By Tama Salim
© The Jakarta Post
The country’s largest pay-TV provider, PT MNC Sky Vision (MSKY), has voiced concern over “illegal operators” that potentially cause losses to the entire paid-television industry.
Effendi Budiman, MNC Sky Vision’s director of finances and investor relations, said the company was losing potential business because some of its customers relayed the television content to other households in surrounding areas for low fees.
“We have found that these illegal operators are our own subscribers,” Effendi told The Jakarta Post on Monday.
Even though the potential losses were unquantifiable due to the nature of the operations, Effendi said that there could potentially be just as many people enjoying illicit broadcasting services as there were paying customers industry-wide.
“There may be 3 million TV households consuming illegally broadcast content, just as many as the number of pay-TV subscribers from all of the industry’s players last year,” he said.
There are currently 253 million people in the country, which according to Effendi means an average of 50 million households with TVs. From that figure, only 20 million to 25 million can afford pay-TV services and are targeted by the company. “Even then we have a 7 percent market penetration rate,” he added.
According to the company’s first-half financial report this year, the firm posted Rp 1.58 trillion (US$ 135 million) in revenue, an 8.75 percent increase year-on-year.
However, the company also booked Rp 13.62 billion in losses, or a 13.39 percent decrease from the same period last year.
Effendi said his firm aimed to book a 30 percent increase in total revenue this year, up from Rp 3.02 trillion last year, with earnings before interest, taxes, depreciation and amortization (EBITDA) to stay at about 40 percent of the targeted revenue.
The company posted a 26.4 percent growth in revenue last year, from Rp 2.39 trillion in the previous year.
Effendi said that MSKY had been feeling the effects from illegal operators in the last three to five years. From a market perspective, however, he said that subscribers who benefited from relayed content were not traditionally part of the target market that the company pursued.
He said the people who paid for cheap access to the networks mostly had no fixed income and still regarded pay-TV a luxury. They also represented a high churn rate — an index measuring the “lifetime” of a customer consuming services.
“We have intelligence in the field [to find out],” Effendi said.
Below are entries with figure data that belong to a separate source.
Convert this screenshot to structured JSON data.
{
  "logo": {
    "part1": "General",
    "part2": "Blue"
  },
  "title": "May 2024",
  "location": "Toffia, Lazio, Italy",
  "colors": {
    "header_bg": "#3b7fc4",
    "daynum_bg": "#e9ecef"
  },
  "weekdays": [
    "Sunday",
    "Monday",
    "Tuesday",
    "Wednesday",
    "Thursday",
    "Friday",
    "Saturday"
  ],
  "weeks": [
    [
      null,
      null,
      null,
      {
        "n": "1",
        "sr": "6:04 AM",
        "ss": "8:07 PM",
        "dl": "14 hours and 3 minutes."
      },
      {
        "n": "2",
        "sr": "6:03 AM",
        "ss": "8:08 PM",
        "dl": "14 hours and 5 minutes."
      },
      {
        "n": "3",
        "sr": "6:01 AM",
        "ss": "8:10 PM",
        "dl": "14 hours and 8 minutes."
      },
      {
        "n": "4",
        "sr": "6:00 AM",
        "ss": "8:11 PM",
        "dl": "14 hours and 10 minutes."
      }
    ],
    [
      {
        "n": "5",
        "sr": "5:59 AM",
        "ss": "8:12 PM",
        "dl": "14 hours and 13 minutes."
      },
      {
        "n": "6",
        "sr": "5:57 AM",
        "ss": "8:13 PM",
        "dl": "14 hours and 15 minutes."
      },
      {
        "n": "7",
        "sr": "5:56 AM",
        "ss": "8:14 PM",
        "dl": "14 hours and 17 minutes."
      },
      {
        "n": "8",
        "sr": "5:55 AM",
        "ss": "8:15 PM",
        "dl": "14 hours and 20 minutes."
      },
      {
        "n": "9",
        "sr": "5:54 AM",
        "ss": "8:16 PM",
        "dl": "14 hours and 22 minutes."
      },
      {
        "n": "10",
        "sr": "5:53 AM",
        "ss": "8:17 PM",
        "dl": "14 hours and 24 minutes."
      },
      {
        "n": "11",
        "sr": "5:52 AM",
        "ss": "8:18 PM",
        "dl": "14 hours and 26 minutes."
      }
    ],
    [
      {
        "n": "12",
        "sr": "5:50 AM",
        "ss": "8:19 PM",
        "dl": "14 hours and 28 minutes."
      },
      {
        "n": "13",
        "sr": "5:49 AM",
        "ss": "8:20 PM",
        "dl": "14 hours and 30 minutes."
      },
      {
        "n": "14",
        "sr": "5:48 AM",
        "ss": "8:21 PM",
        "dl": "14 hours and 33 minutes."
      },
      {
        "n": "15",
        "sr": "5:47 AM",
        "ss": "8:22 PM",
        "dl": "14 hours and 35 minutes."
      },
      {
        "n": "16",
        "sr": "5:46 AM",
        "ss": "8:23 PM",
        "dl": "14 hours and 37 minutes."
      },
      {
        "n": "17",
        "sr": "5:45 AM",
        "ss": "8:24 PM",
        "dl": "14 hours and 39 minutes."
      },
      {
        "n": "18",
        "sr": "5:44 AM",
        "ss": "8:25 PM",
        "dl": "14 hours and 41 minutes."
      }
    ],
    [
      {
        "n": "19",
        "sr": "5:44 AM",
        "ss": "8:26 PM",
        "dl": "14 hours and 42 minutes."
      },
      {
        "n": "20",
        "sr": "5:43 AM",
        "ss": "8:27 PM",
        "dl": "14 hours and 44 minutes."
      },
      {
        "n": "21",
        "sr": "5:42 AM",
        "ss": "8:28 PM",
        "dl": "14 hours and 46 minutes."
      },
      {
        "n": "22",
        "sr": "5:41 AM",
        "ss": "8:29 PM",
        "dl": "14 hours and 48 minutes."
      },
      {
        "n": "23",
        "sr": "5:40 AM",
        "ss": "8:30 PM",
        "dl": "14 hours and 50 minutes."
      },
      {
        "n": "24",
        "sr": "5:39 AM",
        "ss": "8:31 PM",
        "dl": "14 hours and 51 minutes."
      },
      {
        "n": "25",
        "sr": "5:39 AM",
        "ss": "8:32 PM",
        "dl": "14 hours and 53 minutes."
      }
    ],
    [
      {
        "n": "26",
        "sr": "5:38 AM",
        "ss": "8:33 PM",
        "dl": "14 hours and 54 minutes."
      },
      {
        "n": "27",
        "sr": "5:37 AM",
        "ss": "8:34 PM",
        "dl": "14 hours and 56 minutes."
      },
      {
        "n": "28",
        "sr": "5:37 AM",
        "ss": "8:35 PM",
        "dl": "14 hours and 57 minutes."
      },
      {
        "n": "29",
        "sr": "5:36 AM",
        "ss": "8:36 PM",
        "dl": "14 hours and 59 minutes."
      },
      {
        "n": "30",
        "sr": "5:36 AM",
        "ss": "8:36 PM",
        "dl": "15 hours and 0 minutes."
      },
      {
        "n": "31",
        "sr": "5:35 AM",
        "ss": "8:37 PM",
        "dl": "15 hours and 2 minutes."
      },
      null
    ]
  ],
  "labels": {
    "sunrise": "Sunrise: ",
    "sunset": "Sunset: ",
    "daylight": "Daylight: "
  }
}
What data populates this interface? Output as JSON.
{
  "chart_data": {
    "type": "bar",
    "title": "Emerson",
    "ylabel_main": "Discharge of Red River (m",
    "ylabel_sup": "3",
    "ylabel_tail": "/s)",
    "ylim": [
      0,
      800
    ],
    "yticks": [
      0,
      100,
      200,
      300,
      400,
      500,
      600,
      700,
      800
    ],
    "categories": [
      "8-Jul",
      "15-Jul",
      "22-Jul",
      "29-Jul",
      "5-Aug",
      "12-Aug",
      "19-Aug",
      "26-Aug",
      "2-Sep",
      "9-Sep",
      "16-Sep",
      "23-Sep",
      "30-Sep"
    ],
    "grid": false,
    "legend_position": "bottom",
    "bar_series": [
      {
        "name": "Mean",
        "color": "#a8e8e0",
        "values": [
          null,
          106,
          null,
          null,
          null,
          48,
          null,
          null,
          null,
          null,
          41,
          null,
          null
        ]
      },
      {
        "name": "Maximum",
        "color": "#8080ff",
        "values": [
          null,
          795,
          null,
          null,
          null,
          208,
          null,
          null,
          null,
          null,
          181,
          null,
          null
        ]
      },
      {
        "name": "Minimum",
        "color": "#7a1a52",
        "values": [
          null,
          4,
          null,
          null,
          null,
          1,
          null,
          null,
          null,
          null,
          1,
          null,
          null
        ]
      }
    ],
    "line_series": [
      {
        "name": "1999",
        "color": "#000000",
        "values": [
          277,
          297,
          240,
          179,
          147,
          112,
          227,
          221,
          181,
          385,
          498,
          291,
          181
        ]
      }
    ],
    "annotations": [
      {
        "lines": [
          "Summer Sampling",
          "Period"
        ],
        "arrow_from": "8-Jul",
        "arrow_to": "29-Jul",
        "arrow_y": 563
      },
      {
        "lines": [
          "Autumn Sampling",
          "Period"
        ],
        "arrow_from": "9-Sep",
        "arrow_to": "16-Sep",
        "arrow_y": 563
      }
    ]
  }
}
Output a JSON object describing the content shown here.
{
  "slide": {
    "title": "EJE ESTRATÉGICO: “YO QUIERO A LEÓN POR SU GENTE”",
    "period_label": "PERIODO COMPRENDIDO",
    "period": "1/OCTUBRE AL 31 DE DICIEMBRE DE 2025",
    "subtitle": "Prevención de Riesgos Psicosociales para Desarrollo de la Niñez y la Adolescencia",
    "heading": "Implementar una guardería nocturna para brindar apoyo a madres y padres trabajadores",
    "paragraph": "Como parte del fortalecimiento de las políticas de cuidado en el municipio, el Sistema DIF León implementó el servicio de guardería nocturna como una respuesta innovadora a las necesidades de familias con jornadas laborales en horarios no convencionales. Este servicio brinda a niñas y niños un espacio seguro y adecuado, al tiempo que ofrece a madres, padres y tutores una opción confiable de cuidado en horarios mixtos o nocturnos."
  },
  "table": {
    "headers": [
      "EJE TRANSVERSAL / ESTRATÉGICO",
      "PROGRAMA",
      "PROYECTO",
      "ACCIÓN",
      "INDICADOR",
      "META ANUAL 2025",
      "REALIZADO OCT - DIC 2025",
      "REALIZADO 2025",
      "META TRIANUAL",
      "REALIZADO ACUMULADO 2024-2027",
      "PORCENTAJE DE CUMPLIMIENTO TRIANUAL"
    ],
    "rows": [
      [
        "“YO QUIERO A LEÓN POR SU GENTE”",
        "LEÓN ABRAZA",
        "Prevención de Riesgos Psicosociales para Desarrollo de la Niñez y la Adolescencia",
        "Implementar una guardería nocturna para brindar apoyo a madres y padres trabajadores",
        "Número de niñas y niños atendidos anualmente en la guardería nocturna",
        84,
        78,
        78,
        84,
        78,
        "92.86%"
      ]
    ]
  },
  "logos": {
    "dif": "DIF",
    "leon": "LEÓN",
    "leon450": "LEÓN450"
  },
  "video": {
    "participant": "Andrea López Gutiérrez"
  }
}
In a corporate update on Monday, Sky Vision’s president director, Rudi Tanoesoedibjo, said that illegal operators had become more competitive in broadcasting paid content without paying royalties, prompting the firm to invite multimedia associations and law enforcers alike to rid the industry of such practices.
MSKY, which operates the Indovision, Top TV and Okevision networks, secured a lion’s share of the market last year with 2.3 million subscribers, or 74 percent of Indonesia’s pay-TV subscribers, according to a recent report by Media Partners Asia.
The company’s independent director said that Indovision subscribers made up 51 percent of the company’s subscribers, followed by Top TV and Okevision, which made up 34 percent and 15 percent, respectively.
He said that MSKY aimed to increase its market share to 75 percent this year by targeting 600,000 new subscribers, meaning its total number of subscribers could stand at between 2.9 million and 3 million by year-end.
Even so, he said it was unnecessary for the firm to contribute part of its capital expenditure to strengthen the security of its networks and root out the cause of illicit broadcasting.
The firm had allocated $40 million to capital spending throughout the first half and planned to spend $90 million to $100 million by year-end.